Consider five components, each made up with hundreds of parts with different materials, connected by wires with dozens if different variables, gauge, material, dielectric. This is not a situation that lends itself to say some five variables will explain the output, sound… and even if it did, the sound you get out highly depends on the speaker and room acoustics. I was a practicing scientist for over ten years… anything more than a few variables and simple prediction models become difficult… hundreds, useless. Look at the horsepower thrown at weather prediction. We don’t have supercomputers and dozens of measurement devices at labs developing electronics and in our homes to work out what effect a new preamp might have.

 

If that is not complicated enough, then you have folks with different listening skills and values in what they want to hear.

 

Then there is music… it is not a single test tone… but dozens of different tones… all varying in loudness and frequency over time and with harmonics effecting the sound in higher and lower frequencies.

 

Instead of all that, electronic designers listen to different designs and components to tune their products to perform a certain way. Audiophiles develop listening skills, developed and use a common terminology to describe sound quality in musical reproduction (see Robert Harley’s book, The Complete Guide to High End Audio), and we have professional reviewers review the sound of components and audiophiles on forums try to communicate general attributes of different components and how they might operate in each others systems.

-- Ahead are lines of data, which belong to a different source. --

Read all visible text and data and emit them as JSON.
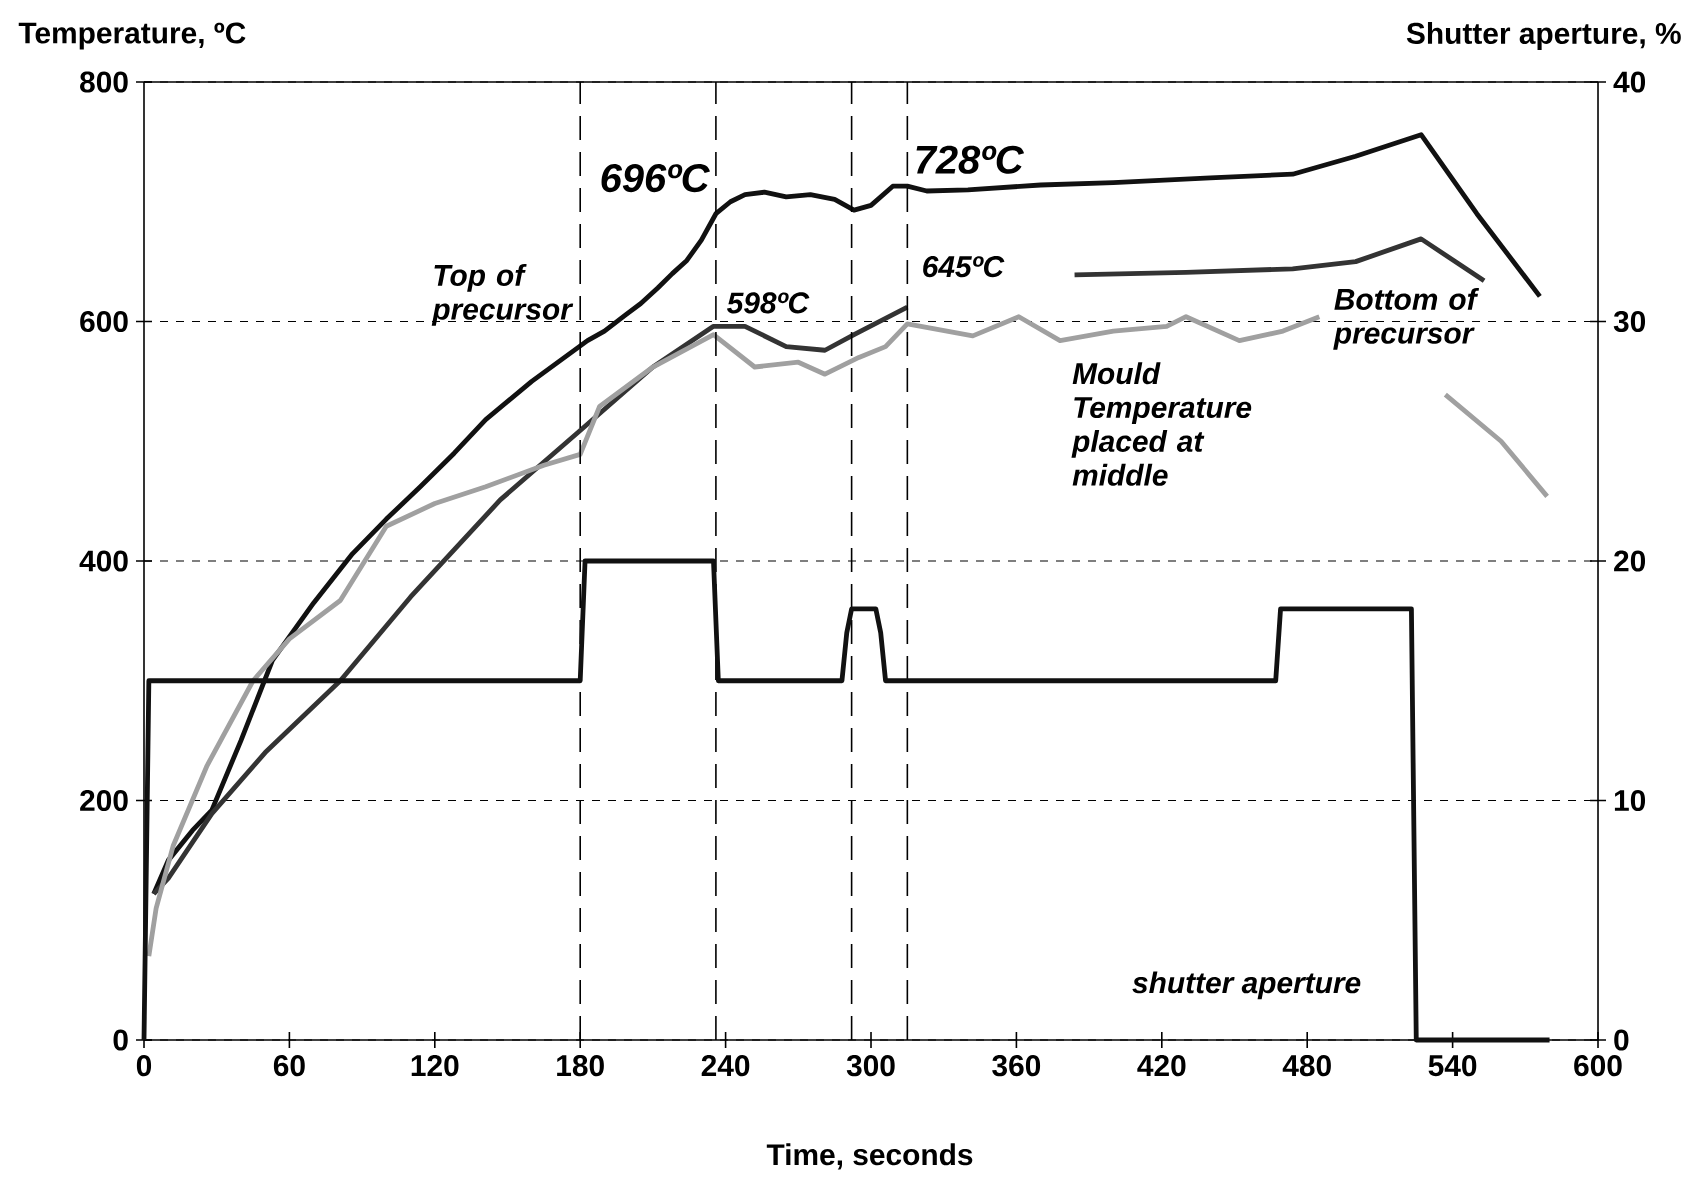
{
  "chart_data": {
    "type": "line",
    "xlabel": "Time, seconds",
    "ylabel": "Temperature, ºC",
    "y2label": "Shutter aperture, %",
    "xlim": [
      0,
      600
    ],
    "xticks": [
      0,
      60,
      120,
      180,
      240,
      300,
      360,
      420,
      480,
      540,
      600
    ],
    "ylim": [
      0,
      800
    ],
    "yticks": [
      0,
      200,
      400,
      600,
      800
    ],
    "y2lim": [
      0,
      40
    ],
    "y2ticks": [
      0,
      10,
      20,
      30,
      40
    ],
    "grid": "y",
    "series": [
      {
        "name": "Top of precursor",
        "color": "#111111",
        "x": [
          4,
          10,
          20,
          28,
          40,
          53,
          70,
          86,
          100,
          114,
          128,
          141,
          160,
          183,
          190,
          199,
          205,
          212,
          218,
          224,
          230,
          236,
          242,
          248,
          256,
          265,
          275,
          285,
          293,
          300,
          309,
          315,
          323,
          340,
          370,
          400,
          440,
          474,
          500,
          527,
          550,
          576
        ],
        "values": [
          122,
          150,
          175,
          192,
          250,
          317,
          365,
          406,
          435,
          462,
          490,
          518,
          550,
          584,
          592,
          606,
          615,
          628,
          640,
          651,
          668,
          690,
          700,
          706,
          708,
          704,
          706,
          702,
          693,
          697,
          713,
          713,
          709,
          710,
          714,
          716,
          720,
          723,
          738,
          756,
          690,
          621
        ]
      },
      {
        "name": "Bottom of precursor",
        "color": "#333333",
        "x": [
          4,
          10,
          28,
          50,
          81,
          110,
          147,
          180,
          210,
          235,
          248,
          265,
          281,
          293,
          315,
          350,
          384,
          430,
          474,
          500,
          527,
          553
        ],
        "values": [
          122,
          135,
          189,
          240,
          300,
          370,
          451,
          509,
          562,
          596,
          596,
          579,
          576,
          589,
          612,
          null,
          639,
          641,
          644,
          650,
          669,
          634
        ]
      },
      {
        "name": "Mould Temperature placed at middle",
        "color": "#a0a0a0",
        "x": [
          2,
          5,
          12,
          26,
          45,
          60,
          81,
          100,
          120,
          141,
          165,
          180,
          188,
          210,
          235,
          252,
          270,
          281,
          295,
          306,
          315,
          342,
          361,
          378,
          400,
          422,
          430,
          452,
          470,
          485,
          510,
          537,
          560,
          579
        ],
        "values": [
          70,
          110,
          162,
          229,
          300,
          335,
          367,
          429,
          448,
          462,
          480,
          489,
          529,
          562,
          589,
          562,
          566,
          556,
          570,
          579,
          598,
          588,
          604,
          584,
          592,
          596,
          604,
          584,
          592,
          604,
          null,
          539,
          500,
          454
        ]
      },
      {
        "name": "shutter aperture",
        "color": "#111111",
        "axis": "y2",
        "x": [
          0,
          2,
          180,
          182,
          235,
          237,
          288,
          290,
          292,
          302,
          304,
          306,
          467,
          469,
          523,
          525,
          580
        ],
        "values": [
          0,
          15,
          15,
          20,
          20,
          15,
          15,
          17,
          18,
          18,
          17,
          15,
          15,
          18,
          18,
          0,
          0
        ]
      }
    ],
    "ref_lines": [
      {
        "axis": "x",
        "value": 180,
        "line_style": "dashed",
        "color": "#000000"
      },
      {
        "axis": "x",
        "value": 236,
        "line_style": "dashed",
        "color": "#000000"
      },
      {
        "axis": "x",
        "value": 292,
        "line_style": "dashed",
        "color": "#000000"
      },
      {
        "axis": "x",
        "value": 315,
        "line_style": "dashed",
        "color": "#000000"
      }
    ],
    "annotations": [
      {
        "text": "696ºC",
        "x": 236,
        "y": 696
      },
      {
        "text": "728ºC",
        "x": 315,
        "y": 728
      },
      {
        "text": "598ºC",
        "x": 237,
        "y": 598
      },
      {
        "text": "645ºC",
        "x": 315,
        "y": 645
      }
    ]
  }
}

In addition experienced folks try to coach those new to high end audio the ways of the Force… I mean audio.

@asctim ”…My experience has been that I can get various very inexpensive interconnects that all sound indistinguishable.”

 

Yeah… of course, very inexpensive interconnects don’t make a difference or make a negative difference. No effort has been put into design, material choice, cost of materials… just like you can’t expect high quality sound out of a $19 CD Player. 
 

There is little point in reviewing inexpensive interconnects because they typically sound the same as the freebies you get with inexpensive components. Just to make sure I was calibrated to the market I have tried, Monster, Blue Jeans, Belkin… and a few others… completely worthless.

You need to audition some more than , Cardas, WireWorld, Transparent, and DHLabs. This will give you some perspective.

@bolong 

Your uninformed, unsubstantiated opinions are of no value to those of that know better and to those that come here to learn. Please try to refrain.

There was a couple threads on the fake Nordost offered on Aliexpress. I had a real set of Nordost Odin 2 in my system for several weeks… so I know what they sound like. So I bought a set of Nordost Odin2 from AliExpress. I can assure you, they did not sound anything like the real Nordost Odin 2. 
 

So, then comes the question… do they sound better than Blue Jeans or some low level interconnect. Honestly, I have better things to do. But, to me buying fake interconnects should not be one’s default. I would rather buy a low end Cardas… and know what I am getting, versus a fake Cardas… which is most likely to be inferior… with a small possibility of it sounding better. I would really rather live in a world where people get paid for the effort and quality of materials put into their products.